At Deakin University in Melbourne, the entrance score for nursing fell marginally from 77 to 76.1 to allow equivalent full-time student numbers to increase by 17 per cent for 2012.

However School of Nursing and Midwifery head Professor Maxine Duke said it was a marginal change.

“We didn’t take enormous amounts, just a few more here and there. We could drop to 70 and still be getting a good-quality student and we’d get hundreds more students, but we haven’t done that,” she said.

“The demand’s there, but we can’t service the demand in clinical placements.”

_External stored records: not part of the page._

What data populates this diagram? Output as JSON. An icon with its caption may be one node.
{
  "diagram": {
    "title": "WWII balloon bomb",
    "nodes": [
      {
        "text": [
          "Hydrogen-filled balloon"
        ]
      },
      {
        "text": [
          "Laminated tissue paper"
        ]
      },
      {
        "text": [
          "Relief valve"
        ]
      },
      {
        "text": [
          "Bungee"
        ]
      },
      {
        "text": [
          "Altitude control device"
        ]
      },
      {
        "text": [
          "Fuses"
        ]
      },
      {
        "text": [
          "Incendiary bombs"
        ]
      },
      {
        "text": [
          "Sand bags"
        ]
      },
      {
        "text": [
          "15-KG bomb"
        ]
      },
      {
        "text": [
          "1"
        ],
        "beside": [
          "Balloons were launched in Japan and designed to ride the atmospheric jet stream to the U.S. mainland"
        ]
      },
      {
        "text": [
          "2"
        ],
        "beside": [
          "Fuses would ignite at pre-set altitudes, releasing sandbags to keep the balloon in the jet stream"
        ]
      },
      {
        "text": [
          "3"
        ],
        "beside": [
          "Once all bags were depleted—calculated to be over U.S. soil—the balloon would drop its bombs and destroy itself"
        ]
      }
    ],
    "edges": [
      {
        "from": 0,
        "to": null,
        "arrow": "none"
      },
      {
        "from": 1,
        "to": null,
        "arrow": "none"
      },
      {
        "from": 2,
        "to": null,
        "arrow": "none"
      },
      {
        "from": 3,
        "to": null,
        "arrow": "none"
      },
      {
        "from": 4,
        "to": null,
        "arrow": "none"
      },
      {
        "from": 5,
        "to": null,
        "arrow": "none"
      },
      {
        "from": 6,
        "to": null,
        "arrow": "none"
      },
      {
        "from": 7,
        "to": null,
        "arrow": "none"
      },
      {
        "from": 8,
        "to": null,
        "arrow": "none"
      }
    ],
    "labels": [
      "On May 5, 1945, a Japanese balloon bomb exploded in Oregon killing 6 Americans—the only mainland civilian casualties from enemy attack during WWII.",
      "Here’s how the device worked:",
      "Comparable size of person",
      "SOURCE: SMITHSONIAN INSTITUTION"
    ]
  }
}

Alongside the continuing bottleneck posed by clinical placements, there was growing concern among heads of school about poorer employment outcomes for graduates.

In 2011, for the first time, the University of Queensland did not reach its previously exceptional almost 100 per cent graduate employment outcome, while Duke said Deakin’s employment responses had also been weakening for the first time.

The school heads said it was something they would track when setting future enrolment targets.

“Ultimately, it’s important to us all that our graduates get employed,” Duke said.